Belgian Act on Shareholders’ Rights Impacts Public and Non-Listed Companies

April 28, 2011

The Belgian Act of Dec. 20, 2010, regarding the exercise of certain shareholders’ rights in listed companies (wet betreffende de uitoefening van bepaalde rechten van aandeelhouders in beursgenoteerde vennootschappen / Loi concernant l’exercice de certains droits des actionnaires de sociétés cotées ) was published in the Belgian Official Gazette on April 18, 2011 (the Act). The Act will enter into force on Jan. 1, 2012, as of which date the articles of association of the companies, where applicable, need to be amended in order to comply with the provisions of the Act.

The title of the Act is somewhat misleading though as some of the new rules do not only apply to publicly listed companies, but also to some companies that are not listed on a stock exchange. This memorandum contains an overview of the main changes introduced by the Act.

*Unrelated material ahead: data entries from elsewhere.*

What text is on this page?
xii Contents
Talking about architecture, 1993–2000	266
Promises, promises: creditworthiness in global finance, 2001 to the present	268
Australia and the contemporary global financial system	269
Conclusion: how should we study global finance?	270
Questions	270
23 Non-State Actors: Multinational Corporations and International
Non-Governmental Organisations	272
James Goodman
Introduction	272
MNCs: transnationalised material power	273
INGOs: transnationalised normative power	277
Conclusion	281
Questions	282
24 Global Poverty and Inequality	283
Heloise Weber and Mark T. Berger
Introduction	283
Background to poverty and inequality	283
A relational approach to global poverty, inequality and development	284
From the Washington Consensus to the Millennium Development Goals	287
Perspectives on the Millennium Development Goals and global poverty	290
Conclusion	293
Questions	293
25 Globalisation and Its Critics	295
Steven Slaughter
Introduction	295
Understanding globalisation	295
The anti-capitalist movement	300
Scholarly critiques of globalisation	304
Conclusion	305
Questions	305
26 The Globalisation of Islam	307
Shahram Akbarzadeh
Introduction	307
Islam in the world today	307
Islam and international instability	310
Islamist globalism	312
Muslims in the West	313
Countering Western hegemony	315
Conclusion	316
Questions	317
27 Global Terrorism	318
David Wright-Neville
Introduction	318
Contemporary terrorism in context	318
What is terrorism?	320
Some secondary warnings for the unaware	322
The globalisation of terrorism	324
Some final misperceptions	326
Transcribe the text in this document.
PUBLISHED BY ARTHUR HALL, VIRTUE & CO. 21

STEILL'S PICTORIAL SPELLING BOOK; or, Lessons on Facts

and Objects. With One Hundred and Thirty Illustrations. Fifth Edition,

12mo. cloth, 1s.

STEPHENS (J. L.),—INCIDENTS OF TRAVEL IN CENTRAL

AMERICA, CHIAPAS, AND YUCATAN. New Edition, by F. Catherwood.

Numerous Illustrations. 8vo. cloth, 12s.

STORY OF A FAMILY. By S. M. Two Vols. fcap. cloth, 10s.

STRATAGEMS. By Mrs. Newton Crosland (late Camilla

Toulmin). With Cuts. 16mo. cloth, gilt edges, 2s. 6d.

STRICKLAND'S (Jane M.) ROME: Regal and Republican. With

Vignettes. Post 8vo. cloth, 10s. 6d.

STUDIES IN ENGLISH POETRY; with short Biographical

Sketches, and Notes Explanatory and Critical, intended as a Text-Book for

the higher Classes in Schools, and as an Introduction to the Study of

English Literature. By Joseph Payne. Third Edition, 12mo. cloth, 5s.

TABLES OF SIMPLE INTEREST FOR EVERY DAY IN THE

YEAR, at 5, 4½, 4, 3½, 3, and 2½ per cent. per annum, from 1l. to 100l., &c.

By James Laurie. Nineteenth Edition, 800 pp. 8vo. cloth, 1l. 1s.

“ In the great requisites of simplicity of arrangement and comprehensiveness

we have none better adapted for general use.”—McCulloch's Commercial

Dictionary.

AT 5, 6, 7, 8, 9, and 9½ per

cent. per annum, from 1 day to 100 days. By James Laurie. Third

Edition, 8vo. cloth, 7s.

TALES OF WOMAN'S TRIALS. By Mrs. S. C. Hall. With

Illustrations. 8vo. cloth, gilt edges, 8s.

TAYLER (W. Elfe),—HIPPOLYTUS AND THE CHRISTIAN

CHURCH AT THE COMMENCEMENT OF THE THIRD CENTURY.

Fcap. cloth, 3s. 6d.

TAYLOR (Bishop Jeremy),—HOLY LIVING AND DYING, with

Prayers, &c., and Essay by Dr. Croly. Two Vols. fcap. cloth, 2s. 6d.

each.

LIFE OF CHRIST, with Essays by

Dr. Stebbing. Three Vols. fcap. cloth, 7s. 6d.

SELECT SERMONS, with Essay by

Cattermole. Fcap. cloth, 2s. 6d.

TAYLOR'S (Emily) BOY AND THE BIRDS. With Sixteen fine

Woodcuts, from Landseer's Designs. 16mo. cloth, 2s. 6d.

  1. Changes that only apply to publicly listed companies.
  2. Changes applicable to listed and non-listed companies.
  3. Conclusion

The Act has direct consequences for all listed companies with respect to the organization of shareholders’ meetings as from Jan. 1, 2012. Where required, the articles of association of listed companies will need to be amended in order to comply with the provisions of the Act. Non-listed companies may also wish to modify their articles of association in order to allow for remote participation and (electronic) voting.